DPAPI allows you to encrypt with user specific or computer specific keys. On a typical shared machine it is slightly less safe to store data for one user in computer context.

If your WinPE environment is short lived, e.g. the tool runs and then it shuts down, it should be quite safe to use “current computer” mode. You can do this by setting dwFlags to CRYPTPROTECT_LOCAL_MACHINE when calling CryptProtectData.

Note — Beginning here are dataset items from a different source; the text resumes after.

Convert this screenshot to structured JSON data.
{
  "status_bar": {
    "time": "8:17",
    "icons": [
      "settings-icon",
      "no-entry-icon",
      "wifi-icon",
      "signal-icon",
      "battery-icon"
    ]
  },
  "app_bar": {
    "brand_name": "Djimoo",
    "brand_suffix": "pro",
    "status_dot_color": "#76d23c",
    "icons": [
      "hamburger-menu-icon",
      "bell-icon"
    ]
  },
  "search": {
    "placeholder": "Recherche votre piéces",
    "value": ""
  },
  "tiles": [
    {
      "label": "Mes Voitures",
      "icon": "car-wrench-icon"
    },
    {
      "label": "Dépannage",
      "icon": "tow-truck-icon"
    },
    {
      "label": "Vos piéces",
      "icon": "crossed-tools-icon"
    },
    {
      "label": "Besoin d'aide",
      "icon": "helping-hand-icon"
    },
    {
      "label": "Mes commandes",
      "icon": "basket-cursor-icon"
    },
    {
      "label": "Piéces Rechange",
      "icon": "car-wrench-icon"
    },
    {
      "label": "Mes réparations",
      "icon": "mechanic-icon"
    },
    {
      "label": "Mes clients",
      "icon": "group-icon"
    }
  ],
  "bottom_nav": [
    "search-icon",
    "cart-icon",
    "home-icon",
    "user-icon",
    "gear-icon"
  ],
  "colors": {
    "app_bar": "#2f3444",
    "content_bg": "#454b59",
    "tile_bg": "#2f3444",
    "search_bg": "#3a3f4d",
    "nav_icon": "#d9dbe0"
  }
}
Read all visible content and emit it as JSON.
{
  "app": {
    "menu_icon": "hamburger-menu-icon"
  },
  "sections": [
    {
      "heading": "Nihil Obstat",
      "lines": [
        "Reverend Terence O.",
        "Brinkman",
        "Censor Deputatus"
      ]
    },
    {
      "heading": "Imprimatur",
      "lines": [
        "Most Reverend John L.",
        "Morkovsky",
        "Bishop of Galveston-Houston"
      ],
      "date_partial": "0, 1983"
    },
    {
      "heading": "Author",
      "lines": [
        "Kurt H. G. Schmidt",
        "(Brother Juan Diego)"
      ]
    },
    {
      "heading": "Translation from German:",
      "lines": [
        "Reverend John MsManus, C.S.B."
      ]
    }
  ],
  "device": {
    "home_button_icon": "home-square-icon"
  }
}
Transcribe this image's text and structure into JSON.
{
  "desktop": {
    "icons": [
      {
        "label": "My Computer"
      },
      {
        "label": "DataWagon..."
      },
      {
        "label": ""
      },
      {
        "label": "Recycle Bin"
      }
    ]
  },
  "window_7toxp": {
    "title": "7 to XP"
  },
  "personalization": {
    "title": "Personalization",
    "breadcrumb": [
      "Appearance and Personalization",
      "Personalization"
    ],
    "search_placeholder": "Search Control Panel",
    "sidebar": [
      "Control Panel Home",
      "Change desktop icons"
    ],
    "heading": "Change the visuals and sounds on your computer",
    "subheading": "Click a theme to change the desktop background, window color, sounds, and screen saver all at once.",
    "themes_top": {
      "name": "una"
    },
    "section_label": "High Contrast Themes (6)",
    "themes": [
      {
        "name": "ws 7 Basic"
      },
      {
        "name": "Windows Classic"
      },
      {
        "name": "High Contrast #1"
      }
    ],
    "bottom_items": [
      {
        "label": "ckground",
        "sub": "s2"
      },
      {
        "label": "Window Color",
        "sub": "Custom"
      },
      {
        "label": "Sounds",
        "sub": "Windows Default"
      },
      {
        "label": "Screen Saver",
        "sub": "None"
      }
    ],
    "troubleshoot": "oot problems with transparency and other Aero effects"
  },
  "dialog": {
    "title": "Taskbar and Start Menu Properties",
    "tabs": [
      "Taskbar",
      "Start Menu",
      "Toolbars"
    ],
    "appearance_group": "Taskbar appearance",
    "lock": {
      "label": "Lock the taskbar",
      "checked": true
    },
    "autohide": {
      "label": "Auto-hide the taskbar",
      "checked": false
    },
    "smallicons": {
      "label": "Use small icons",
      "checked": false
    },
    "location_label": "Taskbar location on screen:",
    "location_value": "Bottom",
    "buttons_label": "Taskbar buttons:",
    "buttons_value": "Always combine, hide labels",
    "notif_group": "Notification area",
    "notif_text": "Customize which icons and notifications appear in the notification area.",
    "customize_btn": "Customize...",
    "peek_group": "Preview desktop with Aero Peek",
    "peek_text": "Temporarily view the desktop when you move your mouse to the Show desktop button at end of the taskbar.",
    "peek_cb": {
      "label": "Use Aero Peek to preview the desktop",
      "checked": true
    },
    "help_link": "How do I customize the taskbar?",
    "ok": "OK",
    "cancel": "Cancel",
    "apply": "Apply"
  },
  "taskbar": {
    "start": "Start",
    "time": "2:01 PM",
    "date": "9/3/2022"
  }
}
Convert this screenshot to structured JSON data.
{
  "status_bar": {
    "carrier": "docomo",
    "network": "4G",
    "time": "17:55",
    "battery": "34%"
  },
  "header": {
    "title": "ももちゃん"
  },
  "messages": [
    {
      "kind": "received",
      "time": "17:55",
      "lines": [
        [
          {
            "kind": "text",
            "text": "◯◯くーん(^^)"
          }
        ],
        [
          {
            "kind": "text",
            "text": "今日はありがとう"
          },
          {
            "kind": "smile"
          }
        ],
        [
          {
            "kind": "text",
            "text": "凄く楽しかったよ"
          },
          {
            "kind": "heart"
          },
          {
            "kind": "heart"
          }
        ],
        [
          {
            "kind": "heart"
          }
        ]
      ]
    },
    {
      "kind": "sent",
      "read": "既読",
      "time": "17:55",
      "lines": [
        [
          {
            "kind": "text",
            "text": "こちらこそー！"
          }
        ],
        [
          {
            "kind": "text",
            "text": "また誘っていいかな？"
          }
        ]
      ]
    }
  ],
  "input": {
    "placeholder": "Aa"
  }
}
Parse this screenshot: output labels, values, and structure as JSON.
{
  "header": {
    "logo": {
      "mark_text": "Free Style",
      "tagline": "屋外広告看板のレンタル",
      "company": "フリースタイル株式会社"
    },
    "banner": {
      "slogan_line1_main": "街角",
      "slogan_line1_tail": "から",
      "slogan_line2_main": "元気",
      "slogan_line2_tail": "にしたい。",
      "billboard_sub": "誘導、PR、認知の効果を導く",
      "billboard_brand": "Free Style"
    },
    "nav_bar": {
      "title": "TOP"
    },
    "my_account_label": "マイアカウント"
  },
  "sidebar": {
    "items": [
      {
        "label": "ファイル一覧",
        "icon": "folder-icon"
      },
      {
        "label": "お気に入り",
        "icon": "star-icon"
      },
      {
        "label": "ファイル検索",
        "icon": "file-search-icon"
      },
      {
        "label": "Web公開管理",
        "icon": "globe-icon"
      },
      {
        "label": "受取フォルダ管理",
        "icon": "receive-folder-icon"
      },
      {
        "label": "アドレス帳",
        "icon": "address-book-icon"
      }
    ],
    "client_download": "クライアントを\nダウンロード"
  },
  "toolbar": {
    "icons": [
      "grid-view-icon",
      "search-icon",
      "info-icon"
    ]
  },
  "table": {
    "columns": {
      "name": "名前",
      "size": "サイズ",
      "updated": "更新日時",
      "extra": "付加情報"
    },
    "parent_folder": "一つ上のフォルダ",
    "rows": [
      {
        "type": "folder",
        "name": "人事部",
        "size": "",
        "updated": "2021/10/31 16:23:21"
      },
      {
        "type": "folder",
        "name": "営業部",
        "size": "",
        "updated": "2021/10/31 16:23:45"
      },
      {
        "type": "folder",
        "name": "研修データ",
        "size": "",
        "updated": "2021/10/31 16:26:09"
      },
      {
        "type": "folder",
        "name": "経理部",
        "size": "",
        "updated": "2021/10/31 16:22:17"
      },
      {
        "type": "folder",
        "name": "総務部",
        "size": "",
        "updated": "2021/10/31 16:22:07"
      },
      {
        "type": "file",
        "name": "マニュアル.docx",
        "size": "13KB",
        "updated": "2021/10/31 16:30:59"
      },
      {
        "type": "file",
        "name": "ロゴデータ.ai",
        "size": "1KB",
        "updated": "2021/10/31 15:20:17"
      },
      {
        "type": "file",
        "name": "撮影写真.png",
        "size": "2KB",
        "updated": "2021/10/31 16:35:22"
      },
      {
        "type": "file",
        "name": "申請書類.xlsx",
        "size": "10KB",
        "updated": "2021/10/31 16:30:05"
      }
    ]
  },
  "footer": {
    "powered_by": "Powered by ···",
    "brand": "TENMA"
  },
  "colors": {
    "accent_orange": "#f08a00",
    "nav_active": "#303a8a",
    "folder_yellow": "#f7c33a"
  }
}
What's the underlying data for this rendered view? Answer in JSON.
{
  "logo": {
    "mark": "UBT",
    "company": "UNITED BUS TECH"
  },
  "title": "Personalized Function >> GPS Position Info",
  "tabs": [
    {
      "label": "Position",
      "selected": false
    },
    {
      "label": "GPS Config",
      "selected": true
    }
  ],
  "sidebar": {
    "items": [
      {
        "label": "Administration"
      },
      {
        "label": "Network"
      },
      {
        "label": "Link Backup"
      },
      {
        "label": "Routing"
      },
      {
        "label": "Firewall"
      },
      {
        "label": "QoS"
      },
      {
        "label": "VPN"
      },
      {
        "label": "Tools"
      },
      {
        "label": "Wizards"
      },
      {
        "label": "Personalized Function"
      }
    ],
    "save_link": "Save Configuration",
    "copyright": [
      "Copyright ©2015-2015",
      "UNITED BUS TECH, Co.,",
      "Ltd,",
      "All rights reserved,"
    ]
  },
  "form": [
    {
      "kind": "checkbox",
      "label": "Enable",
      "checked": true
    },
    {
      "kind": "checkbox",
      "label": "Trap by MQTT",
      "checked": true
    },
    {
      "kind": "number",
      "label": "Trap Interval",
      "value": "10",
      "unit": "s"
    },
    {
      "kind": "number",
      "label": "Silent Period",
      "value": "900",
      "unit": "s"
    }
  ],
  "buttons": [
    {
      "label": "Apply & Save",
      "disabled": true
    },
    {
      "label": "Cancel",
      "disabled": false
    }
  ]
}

At this point your secret data is stored on disk using encryption which should be well implemented and tested by Microsoft. This is better than rolling your own crypto.

Risks now are:

  • Anybody who can run code on the machine can extract the secret. If this is a concern, also pass a value for pOptionalEntropy to CryptProtectData. This is effectively a “password” and would force an attacker to also reverse engineer your program to obtain the additional entropy. However, if someone can run code it should be game over for most sensible threat models.
  • Data can be obtained from a forensic image of the machine. Offline decryption of DPAPI data is possible, there are tools and even a Python implementation. However, this takes time and requires a good forensic image of the original PC. Note it is not an offline attack, you need all of the key material. This is no different to using any other encryption to protect the data. Consider Bitlocker to protect the disk.

If you control the web application, also consider best practises like risk scoring API token usage. Has the client IP changed? Has the bowser changed? Is the client trying to conduct a privileged operation? Each of these can increase a risk score and perhaps trigger extra validation.